The US Commodity Futures Trading Commission is expected to approve a long-awaited final position limits rule Tuesday morning that includes limits on NYMEX contracts for natural gas, crude oil, RBOB and heating oil, as well as five metal contracts.
But under the rule, energy and metals market participants may not face any new limits until 2013, several types of commercial energy transactions will be exempt from the new limits and financially settled gas contracts would be subject to a different set of limits, according to a fact sheet on the final rule.
At the same time, commissioners on Tuesday are also expected to approve a proposed order that would further delay many new derivatives rules from taking place until July 16, 2012, a full year after last year's Dodd-Frank Wall Street Reform and Consumer Protection Act mandated that these rules take effect.
The final position limits rule, which has been delayed for months and that the Dodd-Frank Act mandated, is similar to the proposed rule unveiled in January, since it will set limits on 28 core physical commodity contracts, including four energy and five metal contracts, as well as economically equivalent futures and swaps, in two phases.
But under the final rule, financially settled NYMEX Henry Hub natural gas contracts will be subject to both a cash-settled spot-month limit and an aggregate limit, which would each be set at five times the limit that applies to the size of the physically settled gas contract's position limit.
Gas contracts will be subject to these different limits because of the large level of open interest in financially settled gas contracts, a CFTC official said Monday during a press briefing on the rule.
The CFTC had originally proposed extending these conditional limits for all financially settled commodities, but decided to only apply them to gas. Another commodity could face these limits in the future if open interest reaches a high level, the official said.
Under the first phase of the final rule, spot-month limits will be set at levels that are 25% of a commodity's deliverable supply, limits which already are in place for spot month contracts at designated contract markets, including NYMEX. These federal spot-month limits will become effective 60 days after the CFTC finalizes the definition of a swap under the new regulatory regime the agency is developing.

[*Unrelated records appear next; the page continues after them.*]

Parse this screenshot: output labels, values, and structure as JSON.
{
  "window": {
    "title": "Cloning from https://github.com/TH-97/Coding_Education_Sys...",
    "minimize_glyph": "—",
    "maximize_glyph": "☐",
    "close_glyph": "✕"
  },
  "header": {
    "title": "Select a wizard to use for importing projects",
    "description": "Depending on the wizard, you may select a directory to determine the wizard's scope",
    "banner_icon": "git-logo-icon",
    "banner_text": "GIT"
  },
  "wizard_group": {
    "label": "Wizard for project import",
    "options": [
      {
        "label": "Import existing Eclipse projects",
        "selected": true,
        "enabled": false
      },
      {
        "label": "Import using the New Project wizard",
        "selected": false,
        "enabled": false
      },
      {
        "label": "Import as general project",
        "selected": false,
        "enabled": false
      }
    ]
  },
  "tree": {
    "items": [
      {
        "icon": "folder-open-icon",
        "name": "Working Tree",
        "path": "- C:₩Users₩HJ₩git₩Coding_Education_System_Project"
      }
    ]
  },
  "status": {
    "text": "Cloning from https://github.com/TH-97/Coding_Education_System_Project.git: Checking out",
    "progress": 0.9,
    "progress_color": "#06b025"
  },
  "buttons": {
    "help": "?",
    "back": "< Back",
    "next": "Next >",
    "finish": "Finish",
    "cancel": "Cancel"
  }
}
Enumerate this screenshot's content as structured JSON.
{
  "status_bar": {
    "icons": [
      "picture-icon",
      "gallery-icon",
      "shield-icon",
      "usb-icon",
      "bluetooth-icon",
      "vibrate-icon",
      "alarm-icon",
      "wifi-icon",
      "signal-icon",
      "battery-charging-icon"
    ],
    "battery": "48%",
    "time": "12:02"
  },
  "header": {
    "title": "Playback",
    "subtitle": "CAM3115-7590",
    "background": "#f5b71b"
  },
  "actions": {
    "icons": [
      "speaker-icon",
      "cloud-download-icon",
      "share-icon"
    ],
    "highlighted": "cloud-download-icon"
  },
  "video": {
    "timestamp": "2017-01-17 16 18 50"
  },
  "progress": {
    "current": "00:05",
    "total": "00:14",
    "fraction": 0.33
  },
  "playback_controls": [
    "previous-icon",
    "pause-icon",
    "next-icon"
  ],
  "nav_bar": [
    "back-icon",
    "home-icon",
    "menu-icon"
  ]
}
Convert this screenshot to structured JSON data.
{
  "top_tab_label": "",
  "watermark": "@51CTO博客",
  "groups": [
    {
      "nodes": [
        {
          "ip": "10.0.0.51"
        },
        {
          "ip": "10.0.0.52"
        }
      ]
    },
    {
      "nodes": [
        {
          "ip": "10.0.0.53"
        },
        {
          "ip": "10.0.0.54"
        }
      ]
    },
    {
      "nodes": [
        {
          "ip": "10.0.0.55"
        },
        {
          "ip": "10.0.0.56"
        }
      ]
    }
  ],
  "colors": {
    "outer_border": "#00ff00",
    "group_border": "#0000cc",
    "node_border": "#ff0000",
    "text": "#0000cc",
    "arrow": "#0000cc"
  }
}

CFTC Chairman Gary Gensler has scheduled this definition to be finalized before the end of this year, but it may not be completed until sometime next year. Under the rule, these spot month limits would be adjusted each year for energy and metals contracts and twice a year for agricultural contracts.
The CFTC estimates that 85 traders in the energy markets and 12 traders in the metal markets may hold positions that could exceed these spot-month limits, according to the fact sheet.
In a letter to Gensler Monday, US Senator Bernie Sanders, a Vermont Independent, called these spot month limits "much too weak," and said they "would have little, if any, impact on diminishing excessive speculation as required by statute."
Under the second phase of the final rule, non-spot-month limits would be set at levels using a formula that would be based on 10% of open interest in the first 25,000 contracts and 2.5% of the open interest beyond 25,000 contracts. Open interest for these non-spot-month limits would be based on a combination of open interest in futures and cleared and uncleared swaps.
But since the CFTC lacks much of this data, these limits would not go into place, at least for energy and metals contracts, until the agency has received one year of open interest data on cleared and uncleared swaps. This data will be from September 2011 to August 2012, the CFTC official said.
Once the CFTC has two years of open interest data it will begin adjusting these non-spot-month limits twice a year, according to the fact sheet. The CFTC estimates that there are 10 traders in energy markets and 25 in metal markets that may hold positions that could exceed these non-spot-month limits.
But these estimates do not take into account traders that may be exempt from these new limits, according to the fact sheet.
The agency will give exemptions for all position limits for bona fide hedge exemptions and, as expected, the final rule will broaden the types of transactions that will be classified as bona fide hedge transactions.
"These exemptions have been broadened to include certain anticipated merchandizing transactions, royalties and service contracts in the final rulemaking to reflect concerns by commercial firms," the fact sheet stated.
The CFTC Tuesday is also expected to vote on a proposed order that would keep several new derivatives regulatory requirements from taking effect by the end of this year and, instead, push back their effective date to July 16, 2012. The order, which "would not limit in any way the CFTC's ability to pursue fraud and manipulation," according to the fact sheet, would keep certain regulatory exemptions for certain derivatives transactions, which were originally set to expire July 16 of this year, in place until the new effective date, one year later.
In July, the CFTC finalized an order extending these effective dates until the end of this year.
The CFTC is also expected to approve on Tuesday a final rule on general provisions and core principles for derivatives clearing organizations. This rule includes financial resource and risk management requirements for these organizations.